ESOP 101: Introduction to Employee Share Option Plans (Part 1 of 10)

By Joanne Hue, published: 2023-03-28

What is an ESOP?

what is an esop

An Employee Stock Option Plan or ESOP is a benefit plan that provides employees of a company the ownership interest in the form of stocks or shares. For the sponsoring company, the shareholders, and the participants, ESOP provides various benefits in tax. This makes ESOP a qualified plan. 

Employers often use ESOP as a strategy for corporate finance by aligning the interests of the employee with that of the shareholders and the company. In other words, ESOP is a share option plan, used by companies to incentivize, sustain and reward competent employees. Through this share plan, eligible employees can purchase a certain number of shares in the company at an exercise price. Therefore, employees benefit when the share prices for the respective company increase.

Having a share option is not the same as having a share in a company. The exercise of the share option provides you with the right to acquire shares in a company. Upon fulfillment of certain conditions, share options are vested in the employee. The option holder can exercise their right and acquire stocks in the company.

 How does an Employee Share Option Plan operate?

ESOPs are used by companies of varied sizes. In closely held companies, ESOP is used to facilitate the planning of succession. Companies generally set ESOPs as trust funds, in which newly issued shares are funded by the company. They may also keep cash to buy existing shares, or borrow money to purchase company shares. ESOP practices, contrary to popular belief, do not discriminate among its employees. The companies that provide share options to their employees are required to appoint a trustee fiduciary to overlook the process. This means that senior employees are not favored unfairly and all ESOP  participants hold voting rights.

What are the Tax benefits associated with ESOP?

 In the UK, the ESOP schemes that acquire approval from the HM Revenue and Customs (HMRC ) provide tax benefits to both the employer and the employee. As participants of the ESOP do not need to pay income taxes, the ESOP scheme provides a great incentive for its participants. The national insurance contribution associated with the purchase of shares is much lower than the usual market price.  

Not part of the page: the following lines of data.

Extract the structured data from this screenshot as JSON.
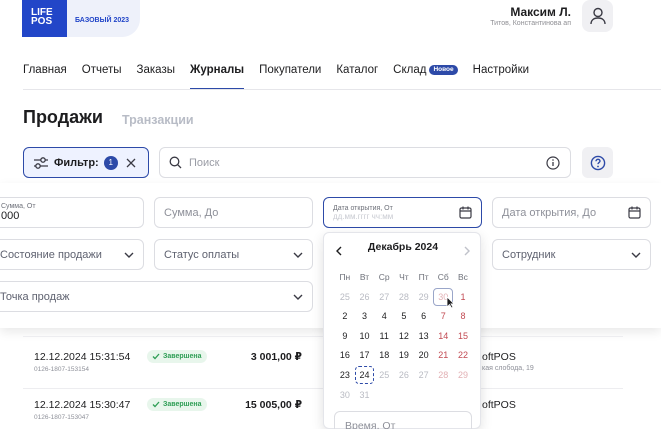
{
  "header": {
    "logo_line1": "LIFE",
    "logo_line2": "POS",
    "plan": "БАЗОВЫЙ 2023",
    "user_name": "Максим Л.",
    "user_company": "Титов, Константинова ап"
  },
  "nav": {
    "items": [
      {
        "label": "Главная"
      },
      {
        "label": "Отчеты"
      },
      {
        "label": "Заказы"
      },
      {
        "label": "Журналы",
        "active": true
      },
      {
        "label": "Покупатели"
      },
      {
        "label": "Каталог"
      },
      {
        "label": "Склад",
        "badge": "Новое"
      },
      {
        "label": "Настройки"
      }
    ]
  },
  "page": {
    "title": "Продажи",
    "tab_secondary": "Транзакции"
  },
  "toolbar": {
    "filter_label": "Фильтр:",
    "filter_count": "1",
    "search_placeholder": "Поиск"
  },
  "filters": {
    "sum_from_label": "Сумма, От",
    "sum_from_value": "000",
    "sum_to_placeholder": "Сумма, До",
    "open_date_from_label": "Дата открытия, От",
    "open_date_from_placeholder": "дд.мм.гггг чч:мм",
    "open_date_to_placeholder": "Дата открытия, До",
    "sale_state": "Состояние продажи",
    "payment_status": "Статус оплаты",
    "employee": "Сотрудник",
    "point_of_sale": "Точка продаж"
  },
  "calendar": {
    "month": "Декабрь 2024",
    "weekdays": [
      "Пн",
      "Вт",
      "Ср",
      "Чт",
      "Пт",
      "Сб",
      "Вс"
    ],
    "weeks": [
      [
        "25",
        "26",
        "27",
        "28",
        "29",
        "30",
        "1"
      ],
      [
        "2",
        "3",
        "4",
        "5",
        "6",
        "7",
        "8"
      ],
      [
        "9",
        "10",
        "11",
        "12",
        "13",
        "14",
        "15"
      ],
      [
        "16",
        "17",
        "18",
        "19",
        "20",
        "21",
        "22"
      ],
      [
        "23",
        "24",
        "25",
        "26",
        "27",
        "28",
        "29"
      ],
      [
        "30",
        "31",
        "",
        "",
        "",
        "",
        ""
      ]
    ],
    "time_from_placeholder": "Время, От"
  },
  "sales": [
    {
      "datetime": "12.12.2024 15:31:54",
      "id": "0126-1807-153154",
      "status": "Завершена",
      "amount": "3 001,00 ₽",
      "shop": "oftPOS",
      "address": "кая слобода, 19"
    },
    {
      "datetime": "12.12.2024 15:30:47",
      "id": "0126-1807-153047",
      "status": "Завершена",
      "amount": "15 005,00 ₽",
      "shop": "oftPOS",
      "address": ""
    }
  ],
  "colors": {
    "brand": "#2246c8",
    "accent": "#2d4aa8",
    "success": "#2e9e55",
    "weekend": "#c24a52"
  }
}
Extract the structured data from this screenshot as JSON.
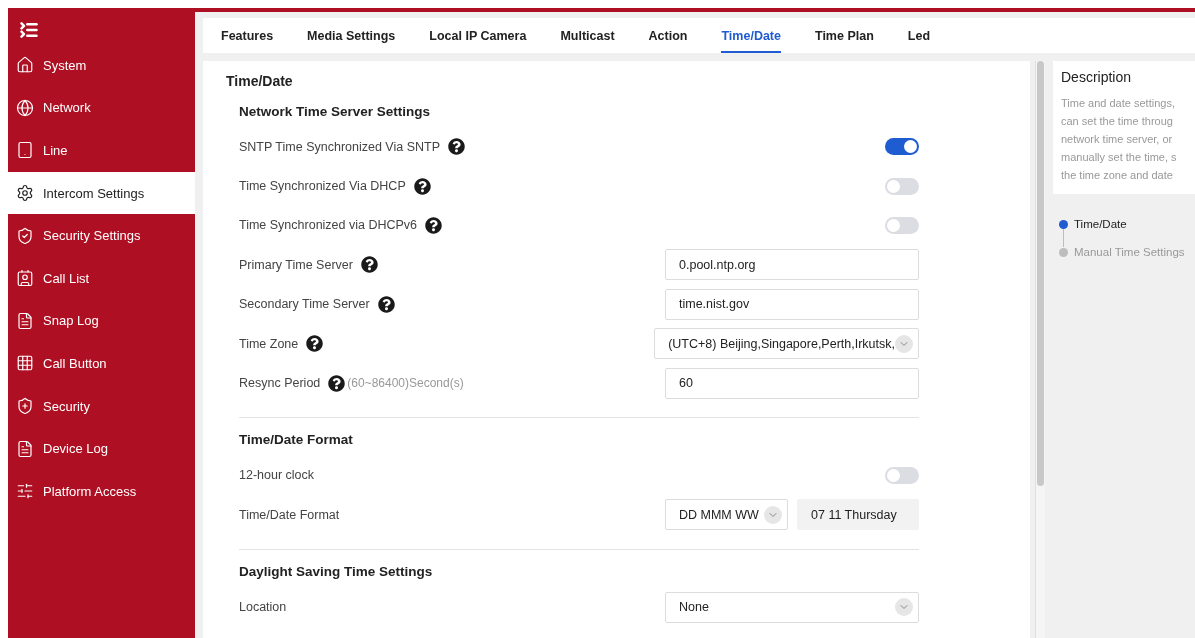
{
  "sidebar": {
    "items": [
      {
        "label": "System",
        "selected": false
      },
      {
        "label": "Network",
        "selected": false
      },
      {
        "label": "Line",
        "selected": false
      },
      {
        "label": "Intercom Settings",
        "selected": true
      },
      {
        "label": "Security Settings",
        "selected": false
      },
      {
        "label": "Call List",
        "selected": false
      },
      {
        "label": "Snap Log",
        "selected": false
      },
      {
        "label": "Call Button",
        "selected": false
      },
      {
        "label": "Security",
        "selected": false
      },
      {
        "label": "Device Log",
        "selected": false
      },
      {
        "label": "Platform Access",
        "selected": false
      }
    ]
  },
  "tabs": [
    {
      "label": "Features",
      "selected": false
    },
    {
      "label": "Media Settings",
      "selected": false
    },
    {
      "label": "Local IP Camera",
      "selected": false
    },
    {
      "label": "Multicast",
      "selected": false
    },
    {
      "label": "Action",
      "selected": false
    },
    {
      "label": "Time/Date",
      "selected": true
    },
    {
      "label": "Time Plan",
      "selected": false
    },
    {
      "label": "Led",
      "selected": false
    }
  ],
  "page_title": "Time/Date",
  "sections": [
    {
      "title": "Network Time Server Settings",
      "rows": [
        {
          "kind": "toggle",
          "label": "SNTP Time Synchronized Via SNTP",
          "help": true,
          "on": true
        },
        {
          "kind": "toggle",
          "label": "Time Synchronized Via DHCP",
          "help": true,
          "on": false
        },
        {
          "kind": "toggle",
          "label": "Time Synchronized via DHCPv6",
          "help": true,
          "on": false
        },
        {
          "kind": "text",
          "label": "Primary Time Server",
          "help": true,
          "value": "0.pool.ntp.org"
        },
        {
          "kind": "text",
          "label": "Secondary Time Server",
          "help": true,
          "value": "time.nist.gov"
        },
        {
          "kind": "select",
          "label": "Time Zone",
          "help": true,
          "value": "(UTC+8) Beijing,Singapore,Perth,Irkutsk,"
        },
        {
          "kind": "text",
          "label": "Resync Period",
          "help": true,
          "hint": "(60~86400)Second(s)",
          "value": "60"
        }
      ]
    },
    {
      "title": "Time/Date Format",
      "rows": [
        {
          "kind": "toggle",
          "label": "12-hour clock",
          "help": false,
          "on": false
        },
        {
          "kind": "format",
          "label": "Time/Date Format",
          "help": false,
          "value": "DD MMM WW",
          "preview": "07 11 Thursday"
        }
      ]
    },
    {
      "title": "Daylight Saving Time Settings",
      "rows": [
        {
          "kind": "select",
          "label": "Location",
          "help": false,
          "value": "None"
        }
      ]
    }
  ],
  "description": {
    "title": "Description",
    "lines": [
      "Time and date settings,",
      "can set the time throug",
      "network time server, or",
      "manually set the time, s",
      "the time zone and date"
    ]
  },
  "steps": [
    {
      "label": "Time/Date",
      "selected": true
    },
    {
      "label": "Manual Time Settings",
      "selected": false
    }
  ]
}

What does an ESOP comprise?

If your company is setting up an Employee Stock Ownership Plan, you should include the following:  

  1. Exercise Price

Through the ESOP, you can offer your employees a set number of options to purchase stocks in the company. They can purchase the shares at a fixed price. The fixed amount is known as the exercise price or the strike price. The exercise price cannot be less than the stock’s market value. The option holders will only get dividend rights and the right to vote when they choose to obtain shares. In ideal circumstances, the share prices will increase before the instance the employee chooses to sell those shares. 

  1. Vesting Period

Employees do not immediately acquire ownership of the option. They will acquire the ownership after the vesting period. The employee will not have the option to exercise the ESOP until it has been officially vested. During this period they do not have the option to purchase any shares or enjoy the rights of being a shareholder in the company. The time frame for the vesting is set out in the ESOP agreement. 

  1. Shareholder Agreement or Deed of Accession

When an employee who has been vested with a share option chooses to exercise their purchase option, they become shareholders of the company. The transition from an option holder to a shareholder will require the signing of the company’s shareholders agreement or its deed of accession. Signing the deed of accession means that the new shareholder agrees to the terms and conditions laid out for the shareholders in the shareholder’s agreement.

  1. Conditions to lose unvested options

If the employee decides to leave the company they may lose unvested options. You may also require your employee to sell unvested shares to a person who has been nominated by the company. Generally, employees can only dispose of their options if they have the written approval of the board or there is an event of liquidation. An employee’s right to dispose of their shares is dictated via the shareholder’s agreement. Usually, the employee cannot dispose of their option or their shares within the first few years. 

  1. Conditions concerning Liquidation

In the event of liquidation, the company may choose to exercise its discretion. They may choose to buy back vested or unvested options from their employees. The employee can exercise their options, making the sale of the shares a part of the liquidation event. They may also abstain from exercising their options. This will lead to the lapse or expiration of the share option. 

 If the employee has held their shares for more than three years, they have the right to dispose of their shares in the event of liquidation. If the majority shareholder has decided to sell their shares, they can convince the employee to sell it on the same term.


The tax benefits associated with ESOPs have incentivized employees to enter into share option agreements with their companies. It is observed that most employees choose to exercise their options on the day of the liquidation event in hopes of acquiring profits. Under ESOP, there is a set price at which an employee has the option to purchase company shares. A vesting period is allotted after which the employee may hold the share option. If they choose to exercise their rights, employees will have to sign the Shareholder’s Agreement or the Deed of Accession document in order to transition from an option holder to a shareholder. There are certain conditions for the disposition of the shares that an employee will own through the share option. Usually, such shares are sold during an event of liquidation.